Senior leaders of Tesla, SpaceX, Anduril, and AI firm Physical Intelligence are pouring money into an Indian startup that believes it can unlock drone deliveries for as little as 1 cent.
Airbound, which is developing a blended-wing-body (BWB) tail-sitter drone called the TRT, on Tuesday announced it raised more than $8.5 million in seed funding. The startup’s aim is to lower drone delivery costs to the point that geographic distance becomes “irrelevant,” it said in a news release.
As part of that effort, Airbound recently launched a three-month pilot program with India’s Narayana Health. It plans to complete 10 deliveries per day of medical tests, blood samples, and other supplies.
“The healthcare sector represents the perfect testing ground for our technology because it demands both reliability and efficiency,” Naman Pushp, the 20-year-old founder and CEO of Airbound, said in a statement.
The pilot with Narayana Health is intended to validate Airbound’s proof-of-concept in real-world testing conditions ahead of an “expansion into broader logistics applications” such as food delivery. The company anticipates widespread adoption of the TRT by 2026, with a move into the U.S. market in the next three years.
Changing the Drone Calculus
The most popular delivery drones in service typically feature multiple propellers for vertical takeoff and landing (VTOL). Zipline’s Platform 2 (P2) and Wing’s flagship drone, for example, combine fixed wings with arrays of rotors and propellers. Amazon Prime Air’s MK30, which like the TRT is a tail-sitter, also includes several propellers.
Conversely, the TRT has just two propellers. The BWB model takes off like a rocket, but removing propellers keeps the drone’s lift-to-drag ratio high so that it does not sacrifice efficiency in forward flight, Pushp told online news site TechCrunch.
Another advantage, per Airbound, is that the TRT can launch or land “anywhere,” with no need for ground infrastructure such as runways, launchpads, or charging stations. Human intervention is not required to dock, load, or launch it.
The drone has a range of about 25 miles and cruise speed of about 37 mph. In the air, onboard autonomy and precision navigation systems help it combat inclement wind or weather. Powered by lithium-ion batteries, the TRT produces about 60 decibels of noise in operation, per Airbound. According to Pushp, replacing the batteries is the largest cost of operating the model.
Key to the TRT’s low delivery cost is its rare payload-to-aircraft mass ratio. A lightweight carbon fiber frame gives the drone a gross weight of about 3.3 pounds, yet it can carry up to 2.2 pounds of payload. By reducing the total weight, Pushp told TechCrunch, Airbound can reduce energy costs per kilometer by a factor of 20, making one-cent delivery feasible. The energy cost for electric scooters in India, he said, is about 2 cents per kilometer.
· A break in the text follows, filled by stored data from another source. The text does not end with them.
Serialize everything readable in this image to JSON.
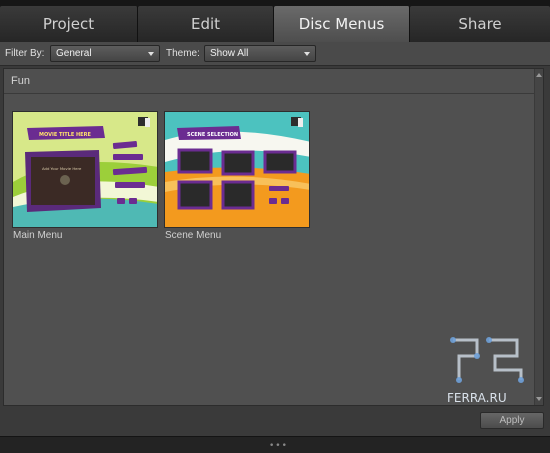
{
  "tabs": [
    {
      "label": "Project"
    },
    {
      "label": "Edit"
    },
    {
      "label": "Disc Menus",
      "active": true
    },
    {
      "label": "Share"
    }
  ],
  "filter": {
    "filter_label": "Filter By:",
    "filter_value": "General",
    "theme_label": "Theme:",
    "theme_value": "Show All"
  },
  "category": "Fun",
  "templates": [
    {
      "caption": "Main Menu",
      "title_banner": "MOVIE TITLE HERE",
      "screen_text": "Add Your Movie Here"
    },
    {
      "caption": "Scene Menu",
      "title_banner": "SCENE SELECTION"
    }
  ],
  "apply_label": "Apply",
  "watermark_text": "FERRA.RU",
  "colors": {
    "accent_purple": "#6b2c91",
    "thumb_green": "#b6d84a",
    "thumb_orange": "#f39a1e",
    "thumb_teal": "#4cc2bf"
  }
}
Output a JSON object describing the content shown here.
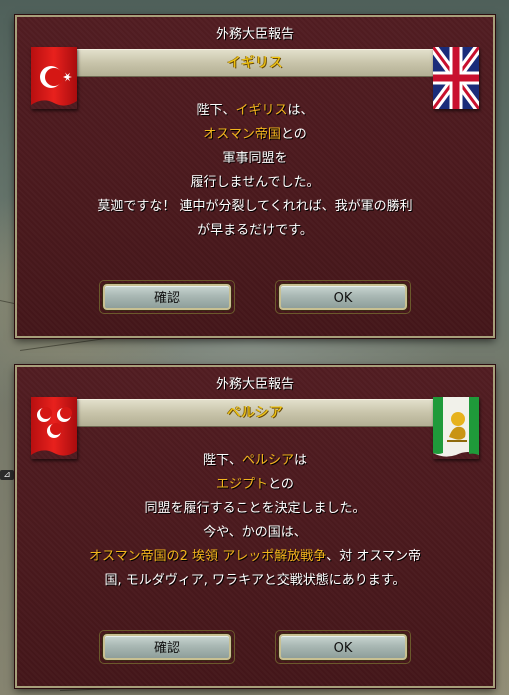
{
  "colors": {
    "dialog_bg": "#4a1a1e",
    "highlight": "#f2b51d",
    "banner_text": "#f4c60c",
    "border": "#a79f7a"
  },
  "dialogs": [
    {
      "title": "外務大臣報告",
      "banner": "イギリス",
      "flag_left": "ottoman-flag-icon",
      "flag_right": "union-jack-flag-icon",
      "lines": [
        [
          {
            "t": "陛下、"
          },
          {
            "t": "イギリス",
            "hl": true
          },
          {
            "t": "は、"
          }
        ],
        [
          {
            "t": "オスマン帝国",
            "hl": true
          },
          {
            "t": "との"
          }
        ],
        [
          {
            "t": "軍事同盟を"
          }
        ],
        [
          {
            "t": "履行しませんでした。"
          }
        ],
        [
          {
            "t": "莫迦ですな！ 連中が分裂してくれれば、我が軍の勝利"
          }
        ],
        [
          {
            "t": "が早まるだけです。"
          }
        ]
      ],
      "buttons": {
        "confirm": "確認",
        "ok": "OK"
      }
    },
    {
      "title": "外務大臣報告",
      "banner": "ペルシア",
      "flag_left": "triple-crescent-flag-icon",
      "flag_right": "persia-lion-flag-icon",
      "lines": [
        [
          {
            "t": "陛下、"
          },
          {
            "t": "ペルシア",
            "hl": true
          },
          {
            "t": "は"
          }
        ],
        [
          {
            "t": "エジプト",
            "hl": true
          },
          {
            "t": "との"
          }
        ],
        [
          {
            "t": "同盟を履行することを決定しました。"
          }
        ],
        [
          {
            "t": "今や、かの国は、"
          }
        ],
        [
          {
            "t": "オスマン帝国の2 埃領 アレッポ解放戦争",
            "hl": true
          },
          {
            "t": "、対 オスマン帝"
          }
        ],
        [
          {
            "t": "国, モルダヴィア, ワラキアと交戦状態にあります。"
          }
        ]
      ],
      "buttons": {
        "confirm": "確認",
        "ok": "OK"
      }
    }
  ]
}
Right now, Pushp said, it costs Airbound about $2,000 to produce a drone and about $0.27 per delivery. But the goal is to reduce that to about 5 cents by the end of 2026. By mid-2027, the company aims to achieve 1 million deliveries per day by increasing its daily manufacturing capacity from one to 100 units.
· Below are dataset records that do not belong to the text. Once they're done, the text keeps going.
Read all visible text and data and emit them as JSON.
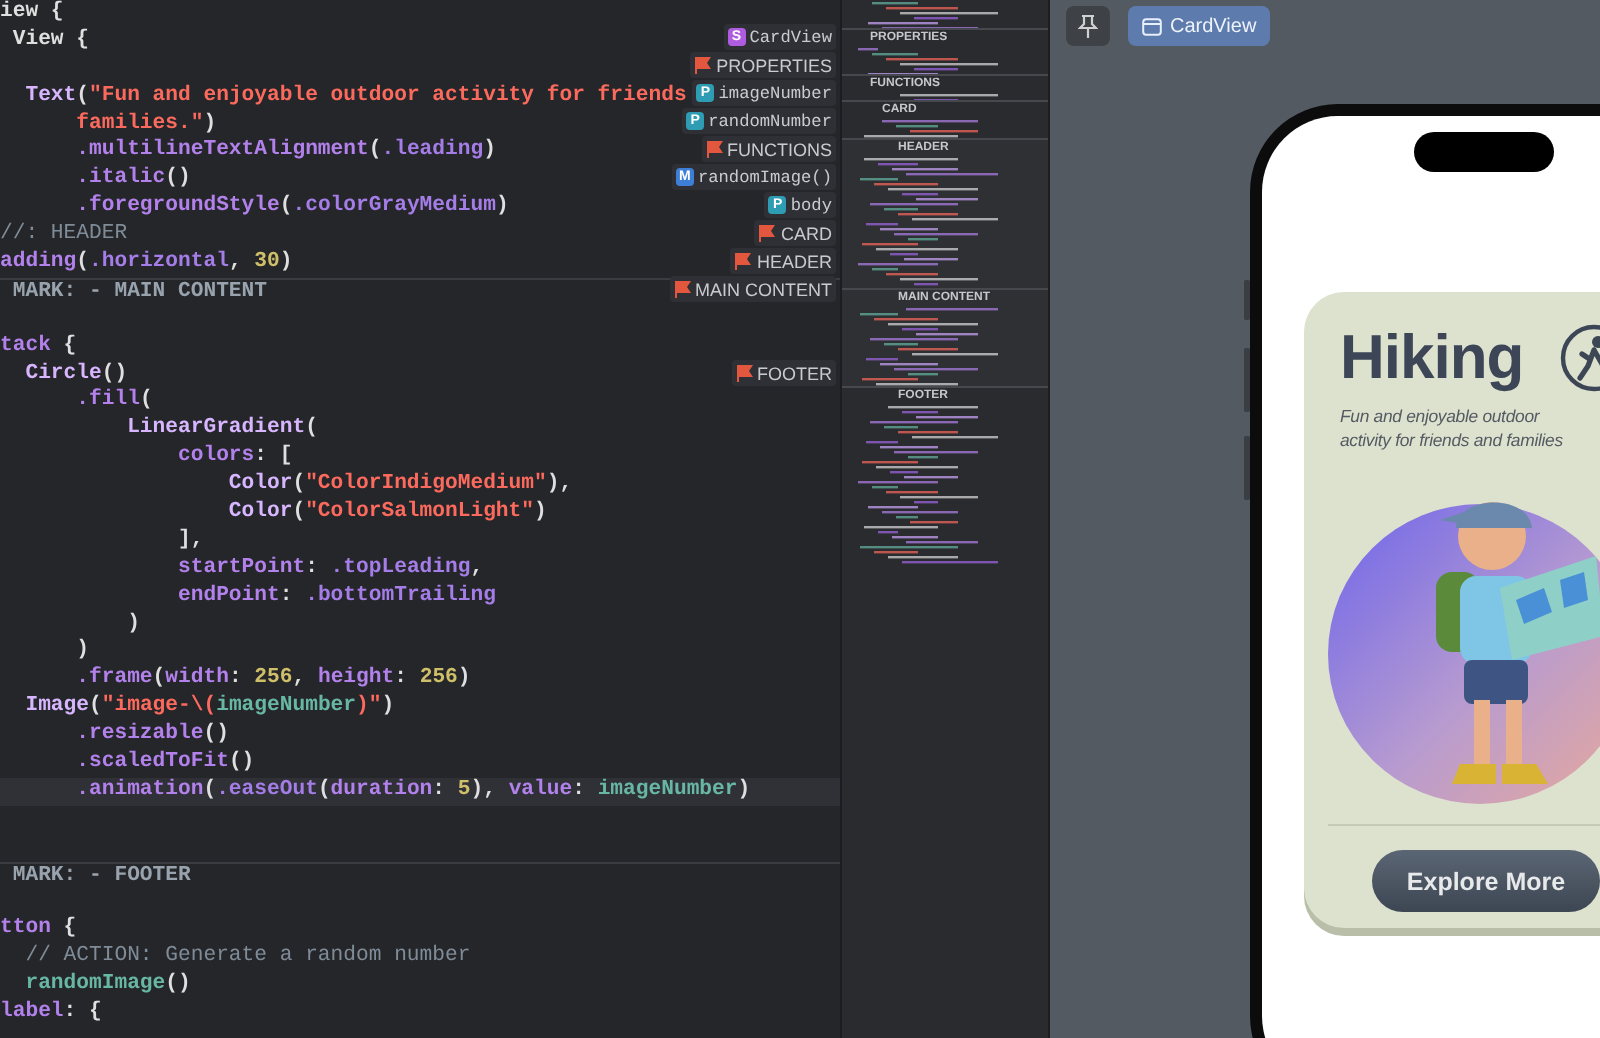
{
  "editor": {
    "lines": [
      {
        "current": false,
        "segments": [
          {
            "kind": "plain",
            "text": "iew {"
          }
        ]
      },
      {
        "current": false,
        "segments": [
          {
            "kind": "plain",
            "text": " View {"
          }
        ]
      },
      {
        "current": false
      },
      {
        "current": false,
        "segments": [
          {
            "kind": "type",
            "text": "  Text"
          },
          {
            "kind": "plain",
            "text": "("
          },
          {
            "kind": "string",
            "text": "\"Fun and enjoyable outdoor activity for friends"
          }
        ]
      },
      {
        "current": false,
        "segments": [
          {
            "kind": "string",
            "text": "      families.\""
          },
          {
            "kind": "plain",
            "text": ")"
          }
        ]
      },
      {
        "current": false,
        "segments": [
          {
            "kind": "method",
            "text": "      .multilineTextAlignment"
          },
          {
            "kind": "plain",
            "text": "("
          },
          {
            "kind": "member",
            "text": ".leading"
          },
          {
            "kind": "plain",
            "text": ")"
          }
        ]
      },
      {
        "current": false,
        "segments": [
          {
            "kind": "method",
            "text": "      .italic"
          },
          {
            "kind": "plain",
            "text": "()"
          }
        ]
      },
      {
        "current": false,
        "segments": [
          {
            "kind": "method",
            "text": "      .foregroundStyle"
          },
          {
            "kind": "plain",
            "text": "("
          },
          {
            "kind": "member",
            "text": ".colorGrayMedium"
          },
          {
            "kind": "plain",
            "text": ")"
          }
        ]
      },
      {
        "current": false,
        "segments": [
          {
            "kind": "comment",
            "text": "//: HEADER"
          }
        ]
      },
      {
        "current": false,
        "segments": [
          {
            "kind": "method",
            "text": "adding"
          },
          {
            "kind": "plain",
            "text": "("
          },
          {
            "kind": "member",
            "text": ".horizontal"
          },
          {
            "kind": "plain",
            "text": ", "
          },
          {
            "kind": "number",
            "text": "30"
          },
          {
            "kind": "plain",
            "text": ")"
          }
        ]
      },
      {
        "current": false,
        "segments": [
          {
            "kind": "mark",
            "text": " MARK: - MAIN CONTENT"
          }
        ]
      },
      {
        "current": false
      },
      {
        "current": false,
        "segments": [
          {
            "kind": "method",
            "text": "tack"
          },
          {
            "kind": "plain",
            "text": " {"
          }
        ]
      },
      {
        "current": false,
        "segments": [
          {
            "kind": "type",
            "text": "  Circle"
          },
          {
            "kind": "plain",
            "text": "()"
          }
        ]
      },
      {
        "current": false,
        "segments": [
          {
            "kind": "method",
            "text": "      .fill"
          },
          {
            "kind": "plain",
            "text": "("
          }
        ]
      },
      {
        "current": false,
        "segments": [
          {
            "kind": "type",
            "text": "          LinearGradient"
          },
          {
            "kind": "plain",
            "text": "("
          }
        ]
      },
      {
        "current": false,
        "segments": [
          {
            "kind": "method",
            "text": "              colors"
          },
          {
            "kind": "plain",
            "text": ": ["
          }
        ]
      },
      {
        "current": false,
        "segments": [
          {
            "kind": "type",
            "text": "                  Color"
          },
          {
            "kind": "plain",
            "text": "("
          },
          {
            "kind": "string",
            "text": "\"ColorIndigoMedium\""
          },
          {
            "kind": "plain",
            "text": "),"
          }
        ]
      },
      {
        "current": false,
        "segments": [
          {
            "kind": "type",
            "text": "                  Color"
          },
          {
            "kind": "plain",
            "text": "("
          },
          {
            "kind": "string",
            "text": "\"ColorSalmonLight\""
          },
          {
            "kind": "plain",
            "text": ")"
          }
        ]
      },
      {
        "current": false,
        "segments": [
          {
            "kind": "plain",
            "text": "              ],"
          }
        ]
      },
      {
        "current": false,
        "segments": [
          {
            "kind": "method",
            "text": "              startPoint"
          },
          {
            "kind": "plain",
            "text": ": "
          },
          {
            "kind": "member",
            "text": ".topLeading"
          },
          {
            "kind": "plain",
            "text": ","
          }
        ]
      },
      {
        "current": false,
        "segments": [
          {
            "kind": "method",
            "text": "              endPoint"
          },
          {
            "kind": "plain",
            "text": ": "
          },
          {
            "kind": "member",
            "text": ".bottomTrailing"
          }
        ]
      },
      {
        "current": false,
        "segments": [
          {
            "kind": "plain",
            "text": "          )"
          }
        ]
      },
      {
        "current": false,
        "segments": [
          {
            "kind": "plain",
            "text": "      )"
          }
        ]
      },
      {
        "current": false,
        "segments": [
          {
            "kind": "method",
            "text": "      .frame"
          },
          {
            "kind": "plain",
            "text": "("
          },
          {
            "kind": "method",
            "text": "width"
          },
          {
            "kind": "plain",
            "text": ": "
          },
          {
            "kind": "number",
            "text": "256"
          },
          {
            "kind": "plain",
            "text": ", "
          },
          {
            "kind": "method",
            "text": "height"
          },
          {
            "kind": "plain",
            "text": ": "
          },
          {
            "kind": "number",
            "text": "256"
          },
          {
            "kind": "plain",
            "text": ")"
          }
        ]
      },
      {
        "current": false,
        "segments": [
          {
            "kind": "type",
            "text": "  Image"
          },
          {
            "kind": "plain",
            "text": "("
          },
          {
            "kind": "string",
            "text": "\"image-\\("
          },
          {
            "kind": "project",
            "text": "imageNumber"
          },
          {
            "kind": "string",
            "text": ")\""
          },
          {
            "kind": "plain",
            "text": ")"
          }
        ]
      },
      {
        "current": false,
        "segments": [
          {
            "kind": "method",
            "text": "      .resizable"
          },
          {
            "kind": "plain",
            "text": "()"
          }
        ]
      },
      {
        "current": false,
        "segments": [
          {
            "kind": "method",
            "text": "      .scaledToFit"
          },
          {
            "kind": "plain",
            "text": "()"
          }
        ]
      },
      {
        "current": true,
        "segments": [
          {
            "kind": "method",
            "text": "      .animation"
          },
          {
            "kind": "plain",
            "text": "("
          },
          {
            "kind": "member",
            "text": ".easeOut"
          },
          {
            "kind": "plain",
            "text": "("
          },
          {
            "kind": "method",
            "text": "duration"
          },
          {
            "kind": "plain",
            "text": ": "
          },
          {
            "kind": "number",
            "text": "5"
          },
          {
            "kind": "plain",
            "text": "), "
          },
          {
            "kind": "method",
            "text": "value"
          },
          {
            "kind": "plain",
            "text": ": "
          },
          {
            "kind": "project",
            "text": "imageNumber"
          },
          {
            "kind": "plain",
            "text": ")"
          }
        ]
      },
      {
        "current": false
      },
      {
        "current": false
      },
      {
        "current": false,
        "segments": [
          {
            "kind": "mark",
            "text": " MARK: - FOOTER"
          }
        ]
      },
      {
        "current": false
      },
      {
        "current": false,
        "segments": [
          {
            "kind": "method",
            "text": "tton"
          },
          {
            "kind": "plain",
            "text": " {"
          }
        ]
      },
      {
        "current": false,
        "segments": [
          {
            "kind": "comment",
            "text": "  // ACTION: Generate a random number"
          }
        ]
      },
      {
        "current": false,
        "segments": [
          {
            "kind": "project",
            "text": "  randomImage"
          },
          {
            "kind": "plain",
            "text": "()"
          }
        ]
      },
      {
        "current": false,
        "segments": [
          {
            "kind": "method",
            "text": "label"
          },
          {
            "kind": "plain",
            "text": ": {"
          }
        ]
      }
    ],
    "outline": [
      {
        "kind": "struct",
        "icon": "S",
        "label": "CardView"
      },
      {
        "kind": "mark",
        "label": "PROPERTIES"
      },
      {
        "kind": "property",
        "icon": "P",
        "label": "imageNumber"
      },
      {
        "kind": "property",
        "icon": "P",
        "label": "randomNumber"
      },
      {
        "kind": "mark",
        "label": "FUNCTIONS"
      },
      {
        "kind": "method",
        "icon": "M",
        "label": "randomImage()"
      },
      {
        "kind": "property",
        "icon": "P",
        "label": "body"
      },
      {
        "kind": "mark",
        "label": "CARD"
      },
      {
        "kind": "mark",
        "label": "HEADER"
      },
      {
        "kind": "mark",
        "label": "MAIN CONTENT"
      },
      {
        "kind": "mark",
        "label": "FOOTER"
      }
    ]
  },
  "minimap": {
    "sections": [
      {
        "label": "PROPERTIES"
      },
      {
        "label": "FUNCTIONS"
      },
      {
        "label": "CARD"
      },
      {
        "label": "HEADER"
      },
      {
        "label": "MAIN CONTENT"
      },
      {
        "label": "FOOTER"
      }
    ]
  },
  "preview": {
    "toolbar": {
      "label": "CardView"
    },
    "card": {
      "title": "Hiking",
      "subtitle": "Fun and enjoyable outdoor activity for friends and families",
      "button": "Explore More"
    }
  }
}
Pushp told TechCrunch the company is developing a second model weighing 2.6 pounds that could carry up to 6.6 pounds of payload. A prototype is expected to fly next year, with production beginning in early 2027.
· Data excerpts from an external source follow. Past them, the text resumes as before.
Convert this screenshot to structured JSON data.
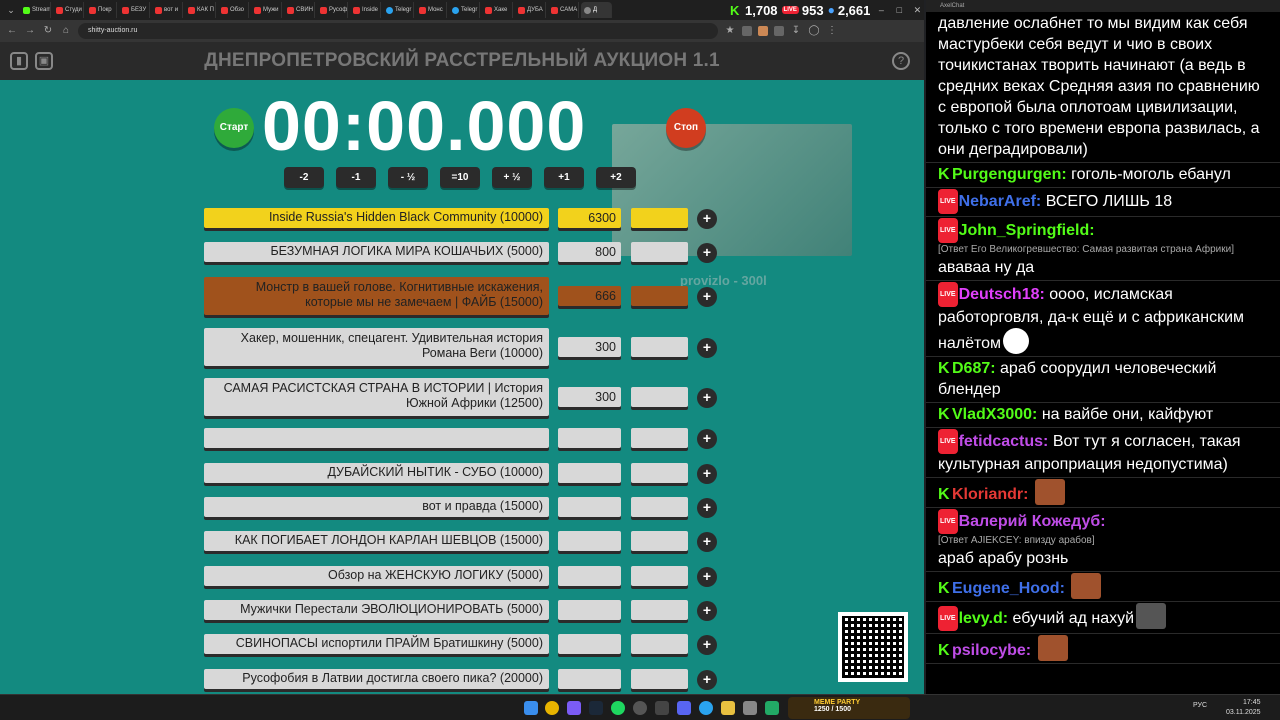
{
  "browser": {
    "tabs": [
      {
        "label": "Stream",
        "favicon": "kick"
      },
      {
        "label": "Студи",
        "favicon": "youtube"
      },
      {
        "label": "Покр",
        "favicon": "youtube"
      },
      {
        "label": "БЕЗУ",
        "favicon": "youtube"
      },
      {
        "label": "вот и",
        "favicon": "youtube"
      },
      {
        "label": "КАК П",
        "favicon": "youtube"
      },
      {
        "label": "Обзо",
        "favicon": "youtube"
      },
      {
        "label": "Мужи",
        "favicon": "youtube"
      },
      {
        "label": "СВИН",
        "favicon": "youtube"
      },
      {
        "label": "Русоф",
        "favicon": "youtube"
      },
      {
        "label": "Inside",
        "favicon": "youtube"
      },
      {
        "label": "Telegr",
        "favicon": "telegram"
      },
      {
        "label": "Монс",
        "favicon": "youtube"
      },
      {
        "label": "Telegr",
        "favicon": "telegram"
      },
      {
        "label": "Хаке",
        "favicon": "youtube"
      },
      {
        "label": "ДУБА",
        "favicon": "youtube"
      },
      {
        "label": "САМА",
        "favicon": "youtube"
      },
      {
        "label": "Д",
        "favicon": "generic",
        "active": true
      }
    ],
    "url": "shitty-auction.ru"
  },
  "stream_stats": {
    "kick_viewers": "1,708",
    "live_label": "LIVE",
    "live_viewers": "953",
    "total_viewers": "2,661"
  },
  "auction": {
    "title": "ДНЕПРОПЕТРОВСКИЙ РАССТРЕЛЬНЫЙ АУКЦИОН 1.1",
    "start_label": "Старт",
    "stop_label": "Стоп",
    "timer": "00:00.000",
    "steps": [
      "-2",
      "-1",
      "- ½",
      "=10",
      "+ ½",
      "+1",
      "+2"
    ],
    "lots": [
      {
        "name": "Inside Russia's Hidden Black Community (10000)",
        "price": "6300",
        "style": "gold"
      },
      {
        "name": "БЕЗУМНАЯ ЛОГИКА МИРА КОШАЧЬИХ (5000)",
        "price": "800",
        "style": "silver"
      },
      {
        "name": "Монстр в вашей голове. Когнитивные искажения,\nкоторые мы не замечаем | ФАЙБ (15000)",
        "price": "666",
        "style": "bronze"
      },
      {
        "name": "Хакер, мошенник, спецагент. Удивительная история\nРомана Веги (10000)",
        "price": "300",
        "style": "plain"
      },
      {
        "name": "САМАЯ РАСИСТСКАЯ СТРАНА В ИСТОРИИ | История\nЮжной Африки (12500)",
        "price": "300",
        "style": "plain"
      },
      {
        "name": "",
        "price": "",
        "style": "plain"
      },
      {
        "name": "ДУБАЙСКИЙ НЫТИК - СУБО (10000)",
        "price": "",
        "style": "plain"
      },
      {
        "name": "вот и правда (15000)",
        "price": "",
        "style": "plain"
      },
      {
        "name": "КАК ПОГИБАЕТ ЛОНДОН КАРЛАН ШЕВЦОВ (15000)",
        "price": "",
        "style": "plain"
      },
      {
        "name": "Обзор на ЖЕНСКУЮ ЛОГИКУ (5000)",
        "price": "",
        "style": "plain"
      },
      {
        "name": "Мужички Перестали ЭВОЛЮЦИОНИРОВАТЬ (5000)",
        "price": "",
        "style": "plain"
      },
      {
        "name": "СВИНОПАСЫ испортили ПРАЙМ Братишкину (5000)",
        "price": "",
        "style": "plain"
      },
      {
        "name": "Русофобия в Латвии достигла своего пика? (20000)",
        "price": "",
        "style": "plain"
      }
    ],
    "add_label": "+",
    "cam_caption": "provizlo - 300l",
    "colors": {
      "background": "#138a80",
      "gold": "#f2d21c",
      "bronze": "#a0521c",
      "start": "#2faa3a",
      "stop": "#d13d1f"
    }
  },
  "chat": {
    "title": "AxelChat",
    "messages": [
      {
        "platform": "",
        "user": "",
        "user_color": "#ffffff",
        "reply": "",
        "text": "давление ослабнет то мы видим как себя мастурбеки себя ведут и чио в своих точикистанах творить начинают (а ведь в средних веках Средняя азия по сравнению с европой была оплотоам цивилизации, только с того времени европа развилась, а они деградировали)",
        "emote": ""
      },
      {
        "platform": "kick",
        "user": "Purgengurgen:",
        "user_color": "#53fc18",
        "reply": "",
        "text": "гоголь-моголь ебанул",
        "emote": ""
      },
      {
        "platform": "live",
        "user": "NebarAref:",
        "user_color": "#3f6fe8",
        "reply": "",
        "text": "ВСЕГО ЛИШЬ 18",
        "emote": ""
      },
      {
        "platform": "live",
        "user": "John_Springfield:",
        "user_color": "#53fc18",
        "reply": "[Ответ Его Великогревшество: Самая развитая страна Африки]",
        "text": "ававаа ну да",
        "emote": ""
      },
      {
        "platform": "live",
        "user": "Deutsch18:",
        "user_color": "#e040fb",
        "reply": "",
        "text": "оооо, исламская работорговля, да-к ещё и с африканским налётом",
        "emote": "face"
      },
      {
        "platform": "kick",
        "user": "D687:",
        "user_color": "#53fc18",
        "reply": "",
        "text": "араб соорудил человеческий блендер",
        "emote": ""
      },
      {
        "platform": "kick",
        "user": "VladX3000:",
        "user_color": "#53fc18",
        "reply": "",
        "text": "на вайбе они, кайфуют",
        "emote": ""
      },
      {
        "platform": "live",
        "user": "fetidcactus:",
        "user_color": "#c04de8",
        "reply": "",
        "text": "Вот тут я согласен, такая культурная апроприация недопустима)",
        "emote": ""
      },
      {
        "platform": "kick",
        "user": "Kloriandr:",
        "user_color": "#e53935",
        "reply": "",
        "text": "",
        "emote": "brown"
      },
      {
        "platform": "live",
        "user": "Валерий Кожедуб:",
        "user_color": "#c04de8",
        "reply": "[Ответ AJIEKCEY: впизду арабов]",
        "text": "араб арабу рознь",
        "emote": ""
      },
      {
        "platform": "kick",
        "user": "Eugene_Hood:",
        "user_color": "#3f6fe8",
        "reply": "",
        "text": "",
        "emote": "brown"
      },
      {
        "platform": "live",
        "user": "levy.d:",
        "user_color": "#53fc18",
        "reply": "",
        "text": "ебучий ад нахуй",
        "emote": "dark"
      },
      {
        "platform": "kick",
        "user": "psilocybe:",
        "user_color": "#c04de8",
        "reply": "",
        "text": "",
        "emote": "brown"
      }
    ]
  },
  "taskbar": {
    "widget_title": "MEME PARTY",
    "widget_progress": "1250 / 1500",
    "lang": "РУС",
    "time": "17:45",
    "date": "03.11.2025"
  }
}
What Does a Drone Delivery Cost?
Drone operators are largely tight-lipped about their delivery costs. But for comparison’s sake, Walmart offers free Wing and Zipline drone delivery to Walmart+ members, charging nonmembers about $20 per delivery.
DoorDash, which offers delivery from Wing and Flytrex, is waiving its drone delivery fee, per Axios. And Zipline, which in August launched a partnership with Chipotle, is charging a $2.99 delivery fee and 15 percent service fee on those orders.
Per a January 2023 report from McKinsey, the average package drone delivery costs about $13.50, though that figure assumes labor represents about 95 percent of the total cost. That’s in part due to the FAA requirement to have visual observers keep an eye on the drone, which Zipline, Wing, and others have waived. Another factor is that in most cases an operator can only oversee one drone at a time.
The landscape could change with the adoption of the FAA’s proposed Part 108 rule, which would simplify the process for authorizing beyond visual line of sight (BVLOS) operations outside the view of a human observer. The rule could also allow a single operator to manage multiple drones. According to McKinsey, delivery costs could fall to as low as $1.50 with a ratio of 20 drones per pilot.
Until that day arrives, the entrance of a competitor like Airbound threatens to undercut U.S. operators. However, recent White House executive orders aim to prop up domestic manufacturers and increase scrutiny on foreign drone companies. While primarily targeted at Chinese firms such as DJI, the directives could impact manufacturers in other countries deemed to pose a national security threat.